A Home Inspector’s Weblog by Frank Schulte-Ladbeck

exploring homes and the lives in them around Houston

It is time to rock in the garden

I have been finishing up getting my garden beds ready for the coming year. It is warm enough in Houston that I have many of my summer vegetables planted. In the garden centers, I saw that tomatoes are already in stock. My pepper plants survived this year, and they have fruit on them now. My eggplants are flowering, so I will soon be cooking them up too. These plants generally do not survive our winters, but we have had a mild one this year. I have not been protecting them with row covers. I find spots that block the winds, and the plants do fine. I have already been pulling up my spring onions for some dishes.

I wanted to show my kids that vegetables from the Farmer’s Market are still alive.

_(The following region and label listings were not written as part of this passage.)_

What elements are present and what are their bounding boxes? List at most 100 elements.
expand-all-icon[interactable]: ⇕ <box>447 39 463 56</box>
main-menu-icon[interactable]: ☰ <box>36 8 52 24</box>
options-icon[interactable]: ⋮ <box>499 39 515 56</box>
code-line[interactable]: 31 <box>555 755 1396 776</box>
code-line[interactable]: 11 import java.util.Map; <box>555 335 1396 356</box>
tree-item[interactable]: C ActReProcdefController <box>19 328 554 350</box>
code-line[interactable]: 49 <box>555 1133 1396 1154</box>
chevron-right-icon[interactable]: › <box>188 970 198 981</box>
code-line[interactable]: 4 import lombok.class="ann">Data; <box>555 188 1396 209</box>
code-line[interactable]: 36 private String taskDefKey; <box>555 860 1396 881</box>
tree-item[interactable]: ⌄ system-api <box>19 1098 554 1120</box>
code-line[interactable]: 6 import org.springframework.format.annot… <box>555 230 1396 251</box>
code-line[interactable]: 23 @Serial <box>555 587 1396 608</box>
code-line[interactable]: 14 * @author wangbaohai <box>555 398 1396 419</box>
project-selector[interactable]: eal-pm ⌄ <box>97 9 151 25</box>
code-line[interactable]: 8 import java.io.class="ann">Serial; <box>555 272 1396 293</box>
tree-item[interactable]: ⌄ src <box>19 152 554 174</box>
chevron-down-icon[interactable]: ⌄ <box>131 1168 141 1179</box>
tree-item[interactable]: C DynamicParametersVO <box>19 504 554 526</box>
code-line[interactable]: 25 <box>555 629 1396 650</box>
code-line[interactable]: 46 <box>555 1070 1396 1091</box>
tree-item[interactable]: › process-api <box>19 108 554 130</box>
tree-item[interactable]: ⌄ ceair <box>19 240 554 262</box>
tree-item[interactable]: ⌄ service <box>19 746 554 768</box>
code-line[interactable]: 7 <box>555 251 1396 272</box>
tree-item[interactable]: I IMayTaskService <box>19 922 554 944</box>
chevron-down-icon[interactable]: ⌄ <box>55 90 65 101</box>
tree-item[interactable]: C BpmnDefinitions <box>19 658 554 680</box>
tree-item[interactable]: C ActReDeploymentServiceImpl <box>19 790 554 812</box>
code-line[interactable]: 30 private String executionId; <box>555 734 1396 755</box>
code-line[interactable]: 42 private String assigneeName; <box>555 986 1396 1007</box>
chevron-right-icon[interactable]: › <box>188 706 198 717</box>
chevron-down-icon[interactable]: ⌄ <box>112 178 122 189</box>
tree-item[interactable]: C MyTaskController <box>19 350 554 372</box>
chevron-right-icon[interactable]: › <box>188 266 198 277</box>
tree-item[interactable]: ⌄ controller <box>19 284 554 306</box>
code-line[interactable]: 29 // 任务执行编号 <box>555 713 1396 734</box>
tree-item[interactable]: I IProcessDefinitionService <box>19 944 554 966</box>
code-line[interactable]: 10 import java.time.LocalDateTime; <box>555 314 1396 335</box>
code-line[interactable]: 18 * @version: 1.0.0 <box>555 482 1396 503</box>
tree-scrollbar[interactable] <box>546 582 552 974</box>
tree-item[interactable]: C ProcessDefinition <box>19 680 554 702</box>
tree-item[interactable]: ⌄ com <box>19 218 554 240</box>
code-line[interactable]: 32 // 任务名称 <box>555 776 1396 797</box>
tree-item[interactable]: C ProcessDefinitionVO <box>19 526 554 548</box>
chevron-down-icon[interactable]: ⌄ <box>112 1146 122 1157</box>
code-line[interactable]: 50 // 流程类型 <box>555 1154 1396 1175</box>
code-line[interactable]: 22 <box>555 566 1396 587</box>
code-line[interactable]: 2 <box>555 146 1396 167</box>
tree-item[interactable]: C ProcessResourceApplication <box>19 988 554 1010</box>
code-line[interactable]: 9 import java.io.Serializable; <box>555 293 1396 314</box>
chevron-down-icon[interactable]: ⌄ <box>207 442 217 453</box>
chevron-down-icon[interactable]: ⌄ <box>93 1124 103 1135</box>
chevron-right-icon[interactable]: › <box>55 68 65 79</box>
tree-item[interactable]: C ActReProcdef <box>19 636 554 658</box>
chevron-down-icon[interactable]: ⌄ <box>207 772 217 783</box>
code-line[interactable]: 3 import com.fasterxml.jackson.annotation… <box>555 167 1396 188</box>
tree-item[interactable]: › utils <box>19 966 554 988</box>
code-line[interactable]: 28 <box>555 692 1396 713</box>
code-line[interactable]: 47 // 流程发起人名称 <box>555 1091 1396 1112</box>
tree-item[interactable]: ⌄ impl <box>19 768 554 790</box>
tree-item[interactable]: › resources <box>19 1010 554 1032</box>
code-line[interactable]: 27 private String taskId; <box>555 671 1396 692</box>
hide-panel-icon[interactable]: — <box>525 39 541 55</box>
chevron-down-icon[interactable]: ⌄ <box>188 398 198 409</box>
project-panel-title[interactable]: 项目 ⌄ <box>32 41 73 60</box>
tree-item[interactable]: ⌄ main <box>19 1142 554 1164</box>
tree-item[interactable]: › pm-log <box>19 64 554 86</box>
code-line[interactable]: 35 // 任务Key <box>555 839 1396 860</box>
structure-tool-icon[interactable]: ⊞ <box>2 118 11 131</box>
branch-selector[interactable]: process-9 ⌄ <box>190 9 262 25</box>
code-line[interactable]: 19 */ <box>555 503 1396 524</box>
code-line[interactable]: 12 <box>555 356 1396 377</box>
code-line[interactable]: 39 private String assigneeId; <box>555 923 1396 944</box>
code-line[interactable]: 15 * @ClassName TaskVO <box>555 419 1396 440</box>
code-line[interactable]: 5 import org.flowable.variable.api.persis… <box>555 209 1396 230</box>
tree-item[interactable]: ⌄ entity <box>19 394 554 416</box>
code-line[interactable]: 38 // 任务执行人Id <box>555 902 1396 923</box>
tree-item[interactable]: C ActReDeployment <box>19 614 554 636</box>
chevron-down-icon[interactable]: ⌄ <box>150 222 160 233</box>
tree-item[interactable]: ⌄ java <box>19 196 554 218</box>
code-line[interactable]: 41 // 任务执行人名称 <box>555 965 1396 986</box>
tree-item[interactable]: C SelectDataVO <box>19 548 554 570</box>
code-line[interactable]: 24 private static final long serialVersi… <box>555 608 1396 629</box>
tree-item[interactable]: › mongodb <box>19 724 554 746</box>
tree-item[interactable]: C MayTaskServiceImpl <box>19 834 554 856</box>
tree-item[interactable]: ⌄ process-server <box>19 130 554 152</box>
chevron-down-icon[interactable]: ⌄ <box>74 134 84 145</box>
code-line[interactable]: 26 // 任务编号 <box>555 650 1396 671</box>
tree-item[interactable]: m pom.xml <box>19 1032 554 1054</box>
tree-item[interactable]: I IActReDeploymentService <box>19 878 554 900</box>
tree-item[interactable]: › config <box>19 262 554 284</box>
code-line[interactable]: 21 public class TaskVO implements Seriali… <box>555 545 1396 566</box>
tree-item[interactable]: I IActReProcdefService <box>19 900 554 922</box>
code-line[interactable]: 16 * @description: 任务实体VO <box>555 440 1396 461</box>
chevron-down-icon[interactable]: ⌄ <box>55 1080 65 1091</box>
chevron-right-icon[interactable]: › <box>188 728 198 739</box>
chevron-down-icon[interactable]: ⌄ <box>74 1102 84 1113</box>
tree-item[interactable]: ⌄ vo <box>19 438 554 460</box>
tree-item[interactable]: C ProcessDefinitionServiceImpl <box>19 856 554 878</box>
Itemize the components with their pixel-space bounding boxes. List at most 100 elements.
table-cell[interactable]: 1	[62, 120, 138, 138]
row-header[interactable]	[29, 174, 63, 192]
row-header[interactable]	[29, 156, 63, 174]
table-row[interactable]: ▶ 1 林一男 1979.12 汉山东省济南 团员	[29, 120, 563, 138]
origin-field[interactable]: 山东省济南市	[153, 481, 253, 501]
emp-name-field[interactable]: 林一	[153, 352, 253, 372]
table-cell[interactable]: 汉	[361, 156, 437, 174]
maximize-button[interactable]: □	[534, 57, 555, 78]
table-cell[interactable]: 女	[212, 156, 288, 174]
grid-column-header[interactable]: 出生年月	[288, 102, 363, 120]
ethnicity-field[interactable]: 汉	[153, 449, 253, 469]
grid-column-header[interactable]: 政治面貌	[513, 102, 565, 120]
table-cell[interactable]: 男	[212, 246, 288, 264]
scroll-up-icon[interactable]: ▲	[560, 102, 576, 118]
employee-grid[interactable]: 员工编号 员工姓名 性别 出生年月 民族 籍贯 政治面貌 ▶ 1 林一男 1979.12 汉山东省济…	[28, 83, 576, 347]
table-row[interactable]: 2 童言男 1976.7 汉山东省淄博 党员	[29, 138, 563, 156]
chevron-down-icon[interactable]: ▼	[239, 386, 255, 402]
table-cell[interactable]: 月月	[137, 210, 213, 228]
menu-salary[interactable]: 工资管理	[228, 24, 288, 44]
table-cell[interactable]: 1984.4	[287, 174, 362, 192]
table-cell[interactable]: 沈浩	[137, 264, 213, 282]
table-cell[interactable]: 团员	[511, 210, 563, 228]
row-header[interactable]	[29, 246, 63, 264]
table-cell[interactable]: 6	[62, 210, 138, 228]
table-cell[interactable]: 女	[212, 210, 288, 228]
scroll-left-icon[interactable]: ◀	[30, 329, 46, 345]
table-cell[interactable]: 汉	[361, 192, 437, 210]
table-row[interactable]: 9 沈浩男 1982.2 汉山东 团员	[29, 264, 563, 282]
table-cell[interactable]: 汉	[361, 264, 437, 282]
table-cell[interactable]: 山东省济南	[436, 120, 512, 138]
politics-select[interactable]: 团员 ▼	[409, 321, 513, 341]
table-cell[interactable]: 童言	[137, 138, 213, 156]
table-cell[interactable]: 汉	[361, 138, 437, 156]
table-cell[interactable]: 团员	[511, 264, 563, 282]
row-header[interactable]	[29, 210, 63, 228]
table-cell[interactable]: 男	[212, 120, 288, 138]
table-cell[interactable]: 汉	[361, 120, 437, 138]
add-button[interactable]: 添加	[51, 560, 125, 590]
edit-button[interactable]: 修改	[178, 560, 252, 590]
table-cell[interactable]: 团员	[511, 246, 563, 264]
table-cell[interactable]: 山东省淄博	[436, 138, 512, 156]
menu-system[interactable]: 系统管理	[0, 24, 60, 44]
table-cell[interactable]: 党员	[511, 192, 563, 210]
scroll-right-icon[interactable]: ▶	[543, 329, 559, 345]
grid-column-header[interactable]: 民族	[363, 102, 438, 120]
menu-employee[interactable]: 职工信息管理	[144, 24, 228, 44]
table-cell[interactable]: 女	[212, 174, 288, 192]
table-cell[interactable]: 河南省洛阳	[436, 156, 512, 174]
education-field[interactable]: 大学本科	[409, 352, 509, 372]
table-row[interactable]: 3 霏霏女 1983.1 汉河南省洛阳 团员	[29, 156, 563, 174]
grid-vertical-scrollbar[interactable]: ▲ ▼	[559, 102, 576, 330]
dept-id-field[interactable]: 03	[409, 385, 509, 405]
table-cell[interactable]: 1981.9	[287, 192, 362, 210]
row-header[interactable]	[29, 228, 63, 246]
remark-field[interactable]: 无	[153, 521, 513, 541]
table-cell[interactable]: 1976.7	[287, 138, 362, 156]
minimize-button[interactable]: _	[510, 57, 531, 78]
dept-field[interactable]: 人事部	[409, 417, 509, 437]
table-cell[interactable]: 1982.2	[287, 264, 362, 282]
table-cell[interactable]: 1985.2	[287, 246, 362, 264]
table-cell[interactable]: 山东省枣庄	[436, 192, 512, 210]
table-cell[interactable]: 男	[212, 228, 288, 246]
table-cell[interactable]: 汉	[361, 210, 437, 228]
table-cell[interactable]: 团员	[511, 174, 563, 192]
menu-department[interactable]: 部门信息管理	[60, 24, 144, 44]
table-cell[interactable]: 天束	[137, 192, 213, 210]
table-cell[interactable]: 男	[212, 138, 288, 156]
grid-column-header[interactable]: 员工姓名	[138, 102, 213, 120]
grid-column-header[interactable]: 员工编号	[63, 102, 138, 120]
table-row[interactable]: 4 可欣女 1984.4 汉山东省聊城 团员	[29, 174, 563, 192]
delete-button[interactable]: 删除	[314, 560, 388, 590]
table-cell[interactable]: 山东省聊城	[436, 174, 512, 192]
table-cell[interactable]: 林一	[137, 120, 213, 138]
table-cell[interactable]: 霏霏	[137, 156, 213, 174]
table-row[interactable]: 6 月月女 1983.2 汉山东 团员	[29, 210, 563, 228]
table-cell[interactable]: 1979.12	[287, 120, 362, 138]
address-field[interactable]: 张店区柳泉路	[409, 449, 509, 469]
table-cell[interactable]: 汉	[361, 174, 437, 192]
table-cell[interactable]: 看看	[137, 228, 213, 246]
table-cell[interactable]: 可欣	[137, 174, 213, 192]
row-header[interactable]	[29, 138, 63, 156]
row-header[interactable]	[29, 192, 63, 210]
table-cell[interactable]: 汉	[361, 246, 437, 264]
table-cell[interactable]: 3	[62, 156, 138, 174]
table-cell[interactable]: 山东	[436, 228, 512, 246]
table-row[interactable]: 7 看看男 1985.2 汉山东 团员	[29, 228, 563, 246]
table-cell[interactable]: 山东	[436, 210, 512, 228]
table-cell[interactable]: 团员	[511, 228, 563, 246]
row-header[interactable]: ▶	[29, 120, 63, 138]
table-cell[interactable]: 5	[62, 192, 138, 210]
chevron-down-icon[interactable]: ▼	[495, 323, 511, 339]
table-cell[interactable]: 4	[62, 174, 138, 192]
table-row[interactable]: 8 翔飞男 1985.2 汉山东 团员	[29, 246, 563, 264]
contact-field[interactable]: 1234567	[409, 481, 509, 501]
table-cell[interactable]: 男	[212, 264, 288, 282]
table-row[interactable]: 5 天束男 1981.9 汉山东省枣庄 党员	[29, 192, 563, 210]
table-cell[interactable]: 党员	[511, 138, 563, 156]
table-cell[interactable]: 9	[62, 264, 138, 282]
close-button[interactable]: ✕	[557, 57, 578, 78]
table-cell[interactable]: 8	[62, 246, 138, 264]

I have already mentioned some projects along these lines, but I want them to see a variety, so they will be willing to eat more types. My kids are pretty good about all of the different vegetables, so most of my efforts are directed at my nieces and nephews. I found small beets and turnips with the greens still attached. These bunches are cheap right now, and the beets add a little color into the garden. Since the feeder roots have not developed, the leaves do wilt pretty quick, but it all comes back. The kids like watching to see if I am telling the truth.

My main task this past week has been the parts of the garden where I use rocks as a mulch. The children like these areas. Rocks make a great mulch, since they do not was away when it rains, but they do hold the moisture in the ground. They do not add organic matter into the ground like other mulches though. One thing about these mulches is that you may feel that you have to clean them up to be pristine. I rake the leaves gently from the top, but I do not attempt to go after every leaf. I pull out unwanted plants from these rock areas, which is always a hassle, but at least the ground is soft, so it is easier. I am cleaning out my more formal herb garden which has black and white stones as mulch. I am placing newspaper underneath the rocks here to prevent weed growth. This garden is a sitting area by my front entrance, so stopping weed development is nice to do, but it is a task. You may see some formal gardens that have rocks cemented into place, but I would advise against this practice. It stops water from being absorbed into the soil below. My other main area for rocks as mulch is in a predominantly shady area, where plants have been having a hard time establishing. I used light colored river stones there, and it gives a nice bright feeling in that corner now.

As long as you are not too fussy about keeping things pristine, rock mulches can be worth the investment, so rock out in your garden.